In Hawaii, Nora gets acquainted with her competition, including Mary and Mark Wilson, while Steven attracts the attention from a young blonde. During practice of the Triathlon, Nora completes swimming, but falls off her bicycle and gets injured on her arm. She is determined to complete the Triathlon, though the accident causes her not qualify for the race. Her only hope now is a lottery, which gives some unqualified contestants a second chance. Nora loses fate in the competition, until she gets picked in the lottery, with Will showing up to support her.

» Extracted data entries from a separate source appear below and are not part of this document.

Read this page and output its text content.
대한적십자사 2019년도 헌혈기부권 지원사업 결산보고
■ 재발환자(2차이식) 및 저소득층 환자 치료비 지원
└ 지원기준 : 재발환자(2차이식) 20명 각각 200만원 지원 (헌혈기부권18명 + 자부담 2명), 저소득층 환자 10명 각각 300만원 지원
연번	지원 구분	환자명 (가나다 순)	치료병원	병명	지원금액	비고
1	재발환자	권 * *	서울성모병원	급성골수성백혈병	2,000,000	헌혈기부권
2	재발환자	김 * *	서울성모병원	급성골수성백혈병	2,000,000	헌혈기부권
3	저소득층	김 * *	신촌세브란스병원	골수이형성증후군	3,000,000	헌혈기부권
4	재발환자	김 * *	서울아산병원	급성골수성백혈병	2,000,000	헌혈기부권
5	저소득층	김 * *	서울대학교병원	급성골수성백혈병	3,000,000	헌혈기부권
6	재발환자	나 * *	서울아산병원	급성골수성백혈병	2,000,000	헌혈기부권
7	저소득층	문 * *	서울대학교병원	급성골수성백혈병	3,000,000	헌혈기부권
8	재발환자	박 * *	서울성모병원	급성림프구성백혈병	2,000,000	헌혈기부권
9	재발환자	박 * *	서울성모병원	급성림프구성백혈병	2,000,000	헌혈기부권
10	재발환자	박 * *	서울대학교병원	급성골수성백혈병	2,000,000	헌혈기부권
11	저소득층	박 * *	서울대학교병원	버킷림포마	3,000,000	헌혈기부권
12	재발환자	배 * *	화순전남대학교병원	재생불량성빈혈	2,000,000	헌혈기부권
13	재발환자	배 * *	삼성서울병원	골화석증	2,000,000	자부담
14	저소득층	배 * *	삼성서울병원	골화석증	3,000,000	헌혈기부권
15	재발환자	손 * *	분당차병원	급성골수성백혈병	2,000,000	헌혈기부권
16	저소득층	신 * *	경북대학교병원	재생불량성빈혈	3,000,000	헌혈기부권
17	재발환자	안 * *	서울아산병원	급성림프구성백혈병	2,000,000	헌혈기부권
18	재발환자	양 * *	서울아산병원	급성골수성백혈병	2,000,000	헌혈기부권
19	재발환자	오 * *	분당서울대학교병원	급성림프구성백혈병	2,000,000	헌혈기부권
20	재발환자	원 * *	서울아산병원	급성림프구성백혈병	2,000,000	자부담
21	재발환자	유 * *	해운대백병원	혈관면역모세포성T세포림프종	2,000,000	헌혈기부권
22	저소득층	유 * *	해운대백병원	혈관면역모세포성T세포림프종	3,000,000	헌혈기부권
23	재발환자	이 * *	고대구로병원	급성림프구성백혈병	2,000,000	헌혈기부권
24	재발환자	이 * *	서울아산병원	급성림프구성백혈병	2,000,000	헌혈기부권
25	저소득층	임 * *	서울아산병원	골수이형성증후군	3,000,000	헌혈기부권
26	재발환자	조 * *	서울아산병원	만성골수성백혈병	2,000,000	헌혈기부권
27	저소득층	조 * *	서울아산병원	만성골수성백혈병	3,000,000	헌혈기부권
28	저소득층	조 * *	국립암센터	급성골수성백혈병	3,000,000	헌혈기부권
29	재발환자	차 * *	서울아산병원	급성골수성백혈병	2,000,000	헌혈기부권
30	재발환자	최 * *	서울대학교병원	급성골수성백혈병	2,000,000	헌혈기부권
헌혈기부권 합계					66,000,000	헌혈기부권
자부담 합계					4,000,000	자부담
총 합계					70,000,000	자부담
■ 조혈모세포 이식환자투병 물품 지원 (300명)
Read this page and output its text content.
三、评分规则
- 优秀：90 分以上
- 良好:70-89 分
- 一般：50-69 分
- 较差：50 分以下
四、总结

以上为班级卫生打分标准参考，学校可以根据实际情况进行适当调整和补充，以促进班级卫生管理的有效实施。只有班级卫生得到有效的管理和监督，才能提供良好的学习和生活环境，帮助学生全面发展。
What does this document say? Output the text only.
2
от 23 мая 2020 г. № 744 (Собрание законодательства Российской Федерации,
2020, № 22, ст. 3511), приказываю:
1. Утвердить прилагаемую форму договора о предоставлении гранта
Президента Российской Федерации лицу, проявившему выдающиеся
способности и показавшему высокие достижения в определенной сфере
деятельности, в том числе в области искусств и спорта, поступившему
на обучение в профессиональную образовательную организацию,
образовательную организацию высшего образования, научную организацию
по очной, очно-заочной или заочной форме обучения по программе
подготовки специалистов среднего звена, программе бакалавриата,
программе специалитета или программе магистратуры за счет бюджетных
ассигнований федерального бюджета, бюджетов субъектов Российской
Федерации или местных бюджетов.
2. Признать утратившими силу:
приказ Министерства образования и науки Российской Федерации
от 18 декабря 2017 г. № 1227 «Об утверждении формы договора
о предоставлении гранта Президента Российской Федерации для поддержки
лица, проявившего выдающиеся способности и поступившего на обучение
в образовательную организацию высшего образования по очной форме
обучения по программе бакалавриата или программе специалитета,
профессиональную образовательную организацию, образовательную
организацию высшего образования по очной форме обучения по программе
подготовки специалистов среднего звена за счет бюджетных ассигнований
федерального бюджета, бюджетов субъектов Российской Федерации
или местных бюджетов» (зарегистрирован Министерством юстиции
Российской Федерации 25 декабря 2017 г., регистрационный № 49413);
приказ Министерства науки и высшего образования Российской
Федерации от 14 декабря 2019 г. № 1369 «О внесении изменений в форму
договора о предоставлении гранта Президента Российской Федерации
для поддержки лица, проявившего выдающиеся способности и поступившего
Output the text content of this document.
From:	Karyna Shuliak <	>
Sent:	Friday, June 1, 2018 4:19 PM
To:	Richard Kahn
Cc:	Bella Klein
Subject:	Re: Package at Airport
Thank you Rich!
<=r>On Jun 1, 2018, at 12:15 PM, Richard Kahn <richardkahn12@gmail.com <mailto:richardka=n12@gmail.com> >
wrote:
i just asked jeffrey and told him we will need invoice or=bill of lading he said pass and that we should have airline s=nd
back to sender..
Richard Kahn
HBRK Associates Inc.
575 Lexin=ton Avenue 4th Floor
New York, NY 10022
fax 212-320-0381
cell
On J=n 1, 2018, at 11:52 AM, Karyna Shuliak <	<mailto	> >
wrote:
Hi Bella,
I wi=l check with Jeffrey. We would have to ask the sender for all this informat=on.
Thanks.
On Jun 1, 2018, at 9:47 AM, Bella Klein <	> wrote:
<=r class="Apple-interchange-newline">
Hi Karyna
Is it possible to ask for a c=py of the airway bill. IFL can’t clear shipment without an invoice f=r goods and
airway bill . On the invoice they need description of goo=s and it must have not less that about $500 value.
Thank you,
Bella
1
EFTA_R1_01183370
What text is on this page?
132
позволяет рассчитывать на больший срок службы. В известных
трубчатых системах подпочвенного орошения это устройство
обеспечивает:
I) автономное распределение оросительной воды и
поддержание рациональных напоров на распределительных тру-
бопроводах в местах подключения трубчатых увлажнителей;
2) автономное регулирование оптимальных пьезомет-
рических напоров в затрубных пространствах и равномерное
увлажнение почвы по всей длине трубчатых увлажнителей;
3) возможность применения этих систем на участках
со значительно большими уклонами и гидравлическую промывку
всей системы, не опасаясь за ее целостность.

During the actual Triathlon, Nora finishes 58th in the swimming category, which is led by Wilson. This is followed by a 5-hour bike ride, in high temperatures and with a backfiring wind. Nora struggles with the heat, though stays focused and finished 31st overall. Steven, extremely proud of his mother, expresses his interest in moving in with her, before she starts running in the final category. By the time Mark has already finished, Nora is still in the race, but starts to lose ground and threatens to reach her physical limits. With the final mile in sight, Nora is pushed to the finish by contestant Donald Turnquist, who suffers from a lung disease. Nora collapses right before the finish, but stands up and completes the race in 13 hours and 32 minutes on the 217th place, winning her son's respect.

==Cast==
- Penny Marshall as Nora Hoffer-Schoonover
- Jonathan Silverman as Steven Schoonover
- Richard Gilliland as Will Brodsky
- Mary Woronov as Mary Garittee
- Paul Gleason as John Schoonover
- James Bergeson as Donald Turnquist
- Bart Conner as Mark Wilson
- Cathy Rigby as Virginia
- Mark Spitz as Brad Harris
- Jim Lampley as Announcer

==Reception==
New York Times called it "modest but good."